La TARI è la tassa sui rifiuti,
istituita con la legge 147 del 2013 (Legge di Stabilità 2014), che
ha sostituito la TARES in vigore solo per l'anno 2013 a sua volta
erede delle più antiche TARSU, TIA1 e TIA2. Il presupposto per la
sua applicazione, è il possesso o la detenzione, a qualsiasi titolo,
di locali o aree scoperte operative, suscettibili di produrre rifiuti
urbani ed è calcolata e corrisposta in base ad una tariffa riferita
all'anno solare, determinata con il cosiddetto criterio normalizzato,
previsto dal Decreto del Presidente della Repubblica 158/1999.
L'importo di questo tributo è definito con delibera regolamentare
del Consiglio Comunale e rinnovato annualmente con un'analoga
decisione dell'assemblea cittadina. In particolare la metodologia
tariffaria si articola in quattro fasi: nella prima si individuano e
classificano i costi del servizio (la tassa dovrà sostenerli
interamente); nella seconda fase avviene la suddivisione tra costi
fissi e variabili; nella terza la ripartizione dei costi è basata
sulla tipologia di utenza (domestica e non domestica) e nell'ultima
(quella su cui focalizzeremo l'attenzione) avviene il calcolo delle
voci tariffarie fisse e variabili, da attribuire alle singole
tipologie di utenza, secondo formule e coefficienti definite dal
metodo illustrato nell'allegato 1 del DPR 158/1999.
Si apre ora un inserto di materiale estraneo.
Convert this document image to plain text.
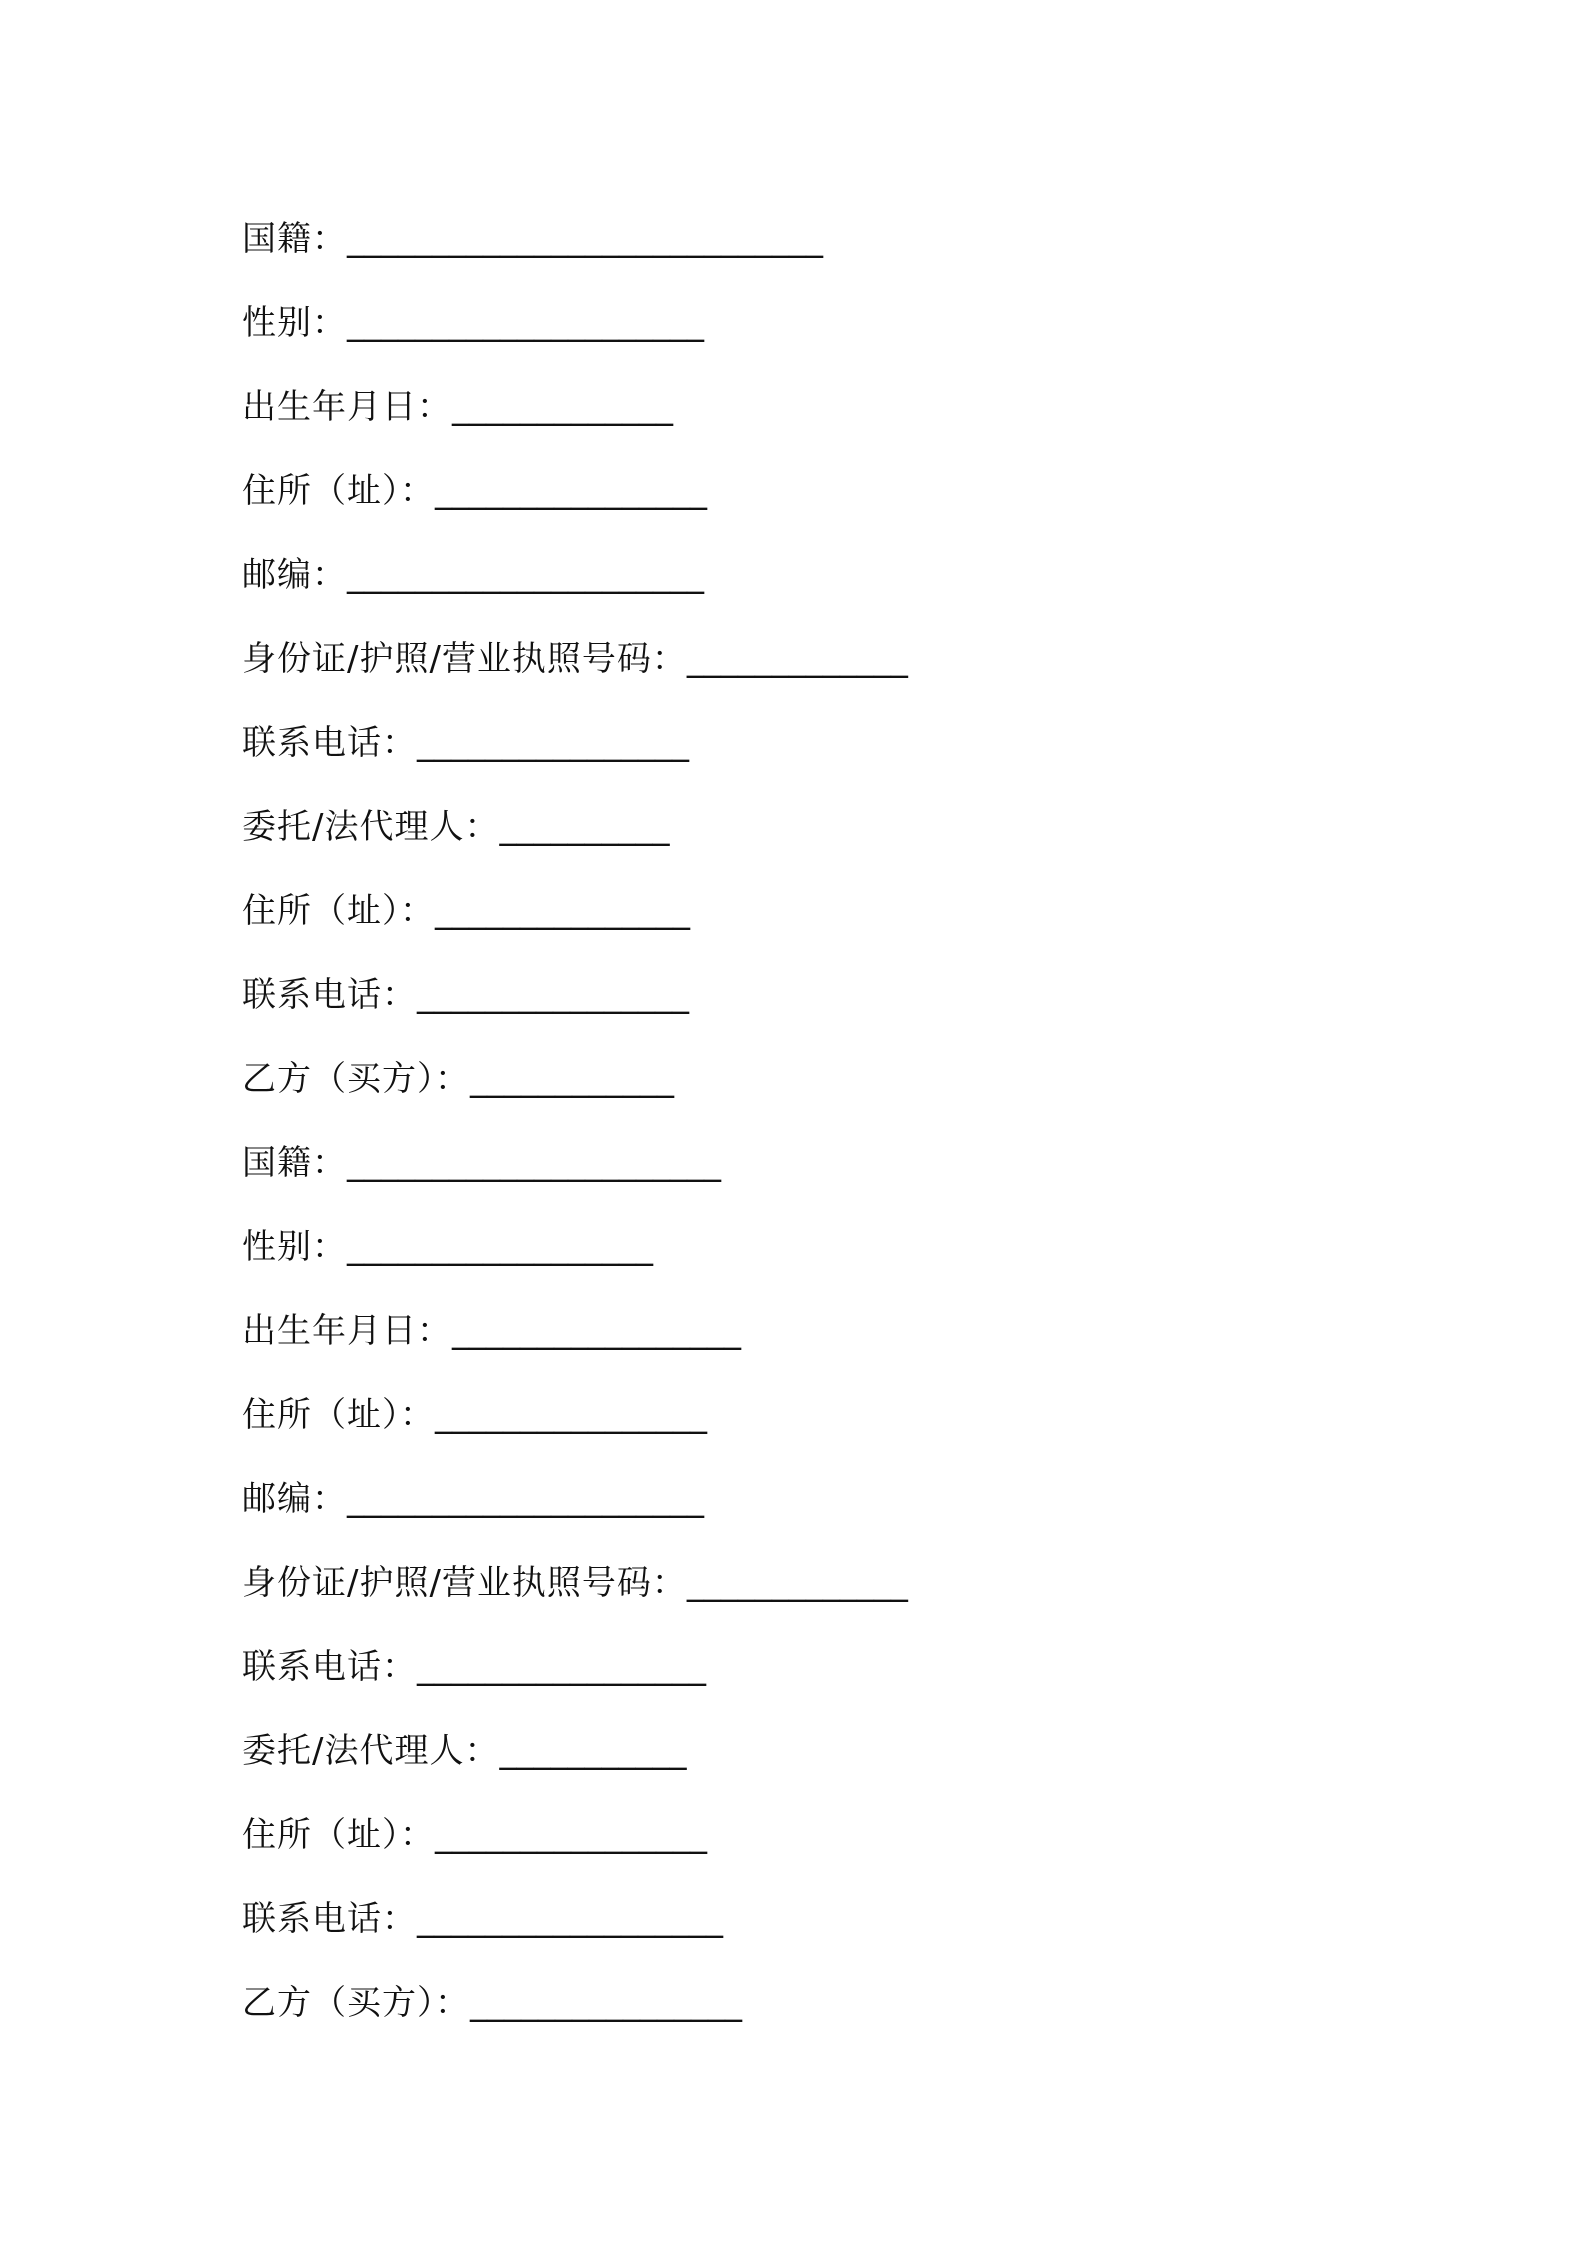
国籍： ____________________________
性别： _____________________
出生年月日： _____________
住所（址）： ________________
邮编： _____________________
身份证/护照/营业执照号码： _____________
联系电话： ________________
委托/法代理人： __________
住所（址）： _______________
联系电话： ________________
乙方（买方）： ____________
国籍： ______________________
性别： __________________
出生年月日： _________________
住所（址）： ________________
邮编： _____________________
身份证/护照/营业执照号码： _____________
联系电话： _________________
委托/法代理人： ___________
住所（址）： ________________
联系电话： __________________
乙方（买方）： ________________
L'interrogazione parlamentare. Il
caso dei costi gonfiati è tornato all'ordine del giorno lo scorso 18
ottobre 2017, quando il Sottosegretario di Stato all'Economia e alle
Finanze Pier Paolo Baretta ha risposto ad un'interrogazione formulata
dal deputato pentastellato Giuseppe L'Abate. L'esponente grillino,
richiamando un articolo apparso su Il Sole 24 ore del 4 dicembre
2014, in cui si evidenziavano errori nel calcolo della quota
variabile della Tari applicata alle utenze domestiche, commessi da
vari Comuni; ha chiesto ai Ministri dell'Economia e dell'Ambiente,
se: “la quota variabile della Tassa sui Rifiuti (TARI) vada
calcolata una sola volta per tipologia di occupazione (per esempio
per un'utenza domestica), pur se questa risulti costituita da più
superfici”. La risposta del Sottosegretario è stata affermativa:
si, la componente variabile della tariffa, che tiene conto del numero
di occupanti gli immobili, a differenza della quota fissa che viene
invece calcolata sull'estensione superficiale; deve essere applicata
una sola volta sull'intera superficie immobiliare, comprendente
quella propria dell'abitazione e la somma di quelle rappresentate
dalle singole pertinenze: cantine; solai e box. Tutti quei Comuni che
nei loro regolamenti abbiano adottato una metodologia di calcolo
diversa (per esempio quello di Milano valuta la quota variabile anche
sulla superficie dei box considerando il numero di occupanti
proporzionato all'estensione dell'autorimessa), hanno determinato dei
sovracosti ingiustificati che dovranno essere rimborsati ai loro
contribuenti e naturalmente, questi Enti Locali, dovranno correggere
i loro regolamenti con la probabile conseguenza però di aumenti
generalizzati sulla quota fissa unitaria (euro/metro quadro) per il
prossimo futuro.
Il rimborso. Il
punto di partenza per verificare l'esistenza del presupposto su cui
basare la richiesta di rimborso (che può spingersi fino al tributo
esposto nel 2012: prescrizione del diritto quinquennale), è
l'analisi del regolamento Comunale disciplinante la determinazione
della TARI. In particolare si dovrà valutare se nel calcolo della
tariffa per le utenze domestiche, la quota variabile (che tiene conto
del numero di occupanti), sia applicata alla sola superficie
dell'abitazione (come avviene per esempio nei Comuni di Monza,
Seregno e altri dove per le pertinenze è considerata la sola quota
fissa), e per estensione dell'autentica interpretazione Ministeriale
a tutta la superficie lorda dell'immobile (abitazione+pertinenze):
conteggiata una sola volta; o se invece illegittimamente tale quota
variabile venga calcolata più volte per più superfici
pertinenziali. Una volta individuato il presupposto si potrà
procedere con la richiesta di rimborso formale rivolta al Comune di
competenza, se si dovessero incontrare resistenze opposte dall'Ente,
si potrà adire la Commissione Tributaria Provinciale. Sono aperte le
trattative per l'istituzione di un tavolo di conciliazione Anci –
Associazioni dei Consumatori per cercare una composizione bonaria del
contenzioso ricorrendo ai noti organismi di mediazione.